Convert the given masses of reactants to moles. Use a periodic table to obtain atomic masses: Mg = 24.305, O = 16.000, H = 1.008. For Mg(OH)2, the molecular weight is 24.305 + (2 × 16.000) + (2 × 1.008) = 58.305 g/mol.
Apply the formula moles = grams ÷ molecular weight. For 65 g of Mg(OH)2: 65 ÷ 58.305 = 1.11 mol. For 57 g of HCl (H = 1.008, Cl = 35.453): 57 ÷ 36.461 = 1.56 mol.
Use the stoichiometric coefficients from the balanced equation.

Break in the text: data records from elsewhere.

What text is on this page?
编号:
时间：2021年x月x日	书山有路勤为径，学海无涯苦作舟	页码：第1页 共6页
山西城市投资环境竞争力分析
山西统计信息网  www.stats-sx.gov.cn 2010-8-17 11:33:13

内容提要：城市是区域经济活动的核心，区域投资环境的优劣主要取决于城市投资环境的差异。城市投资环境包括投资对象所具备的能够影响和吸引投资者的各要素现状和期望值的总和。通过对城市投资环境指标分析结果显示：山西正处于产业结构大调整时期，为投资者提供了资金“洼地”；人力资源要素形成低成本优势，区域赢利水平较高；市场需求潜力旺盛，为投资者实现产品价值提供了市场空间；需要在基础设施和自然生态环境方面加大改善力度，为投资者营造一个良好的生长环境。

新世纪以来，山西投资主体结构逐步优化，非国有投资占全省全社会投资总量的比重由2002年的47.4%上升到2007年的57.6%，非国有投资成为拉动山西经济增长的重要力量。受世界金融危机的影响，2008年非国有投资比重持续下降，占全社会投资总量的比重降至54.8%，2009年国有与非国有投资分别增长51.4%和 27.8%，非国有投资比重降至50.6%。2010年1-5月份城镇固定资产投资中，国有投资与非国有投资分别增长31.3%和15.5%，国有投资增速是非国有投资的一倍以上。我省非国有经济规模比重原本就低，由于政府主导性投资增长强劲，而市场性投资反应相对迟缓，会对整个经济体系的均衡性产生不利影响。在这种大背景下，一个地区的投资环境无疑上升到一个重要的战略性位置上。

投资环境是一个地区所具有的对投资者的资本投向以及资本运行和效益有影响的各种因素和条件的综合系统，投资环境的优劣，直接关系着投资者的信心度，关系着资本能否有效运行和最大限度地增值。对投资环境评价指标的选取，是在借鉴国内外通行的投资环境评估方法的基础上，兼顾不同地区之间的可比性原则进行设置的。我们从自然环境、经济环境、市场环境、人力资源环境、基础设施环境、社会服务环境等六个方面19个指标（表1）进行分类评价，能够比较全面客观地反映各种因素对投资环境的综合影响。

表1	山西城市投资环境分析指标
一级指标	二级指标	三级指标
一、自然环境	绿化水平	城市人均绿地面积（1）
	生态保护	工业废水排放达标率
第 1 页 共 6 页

Two moles of HCl react with one mole of Mg(OH)2. Calculate the limiting amount: 1.56 ÷ 2 = 0.78 mol of HCl required. Since 0.78 mol < 1.11 mol of Mg(OH)2, Mg(OH)2 is in excess, and HCl is the limiting reactant.
Find the fraction of Mg(OH)2 that actually reacted: 0.78 ÷ 1.11 = 0.704 (70.4%). Multiply the original mass of Mg(OH)2 by this fraction to obtain the amount used: 65 × 0.704 = 45.78 g. Subtract this from the initial mass to find the excess: 65 – 45.78 = 19.21 g of Mg(OH)2 remain unreacted.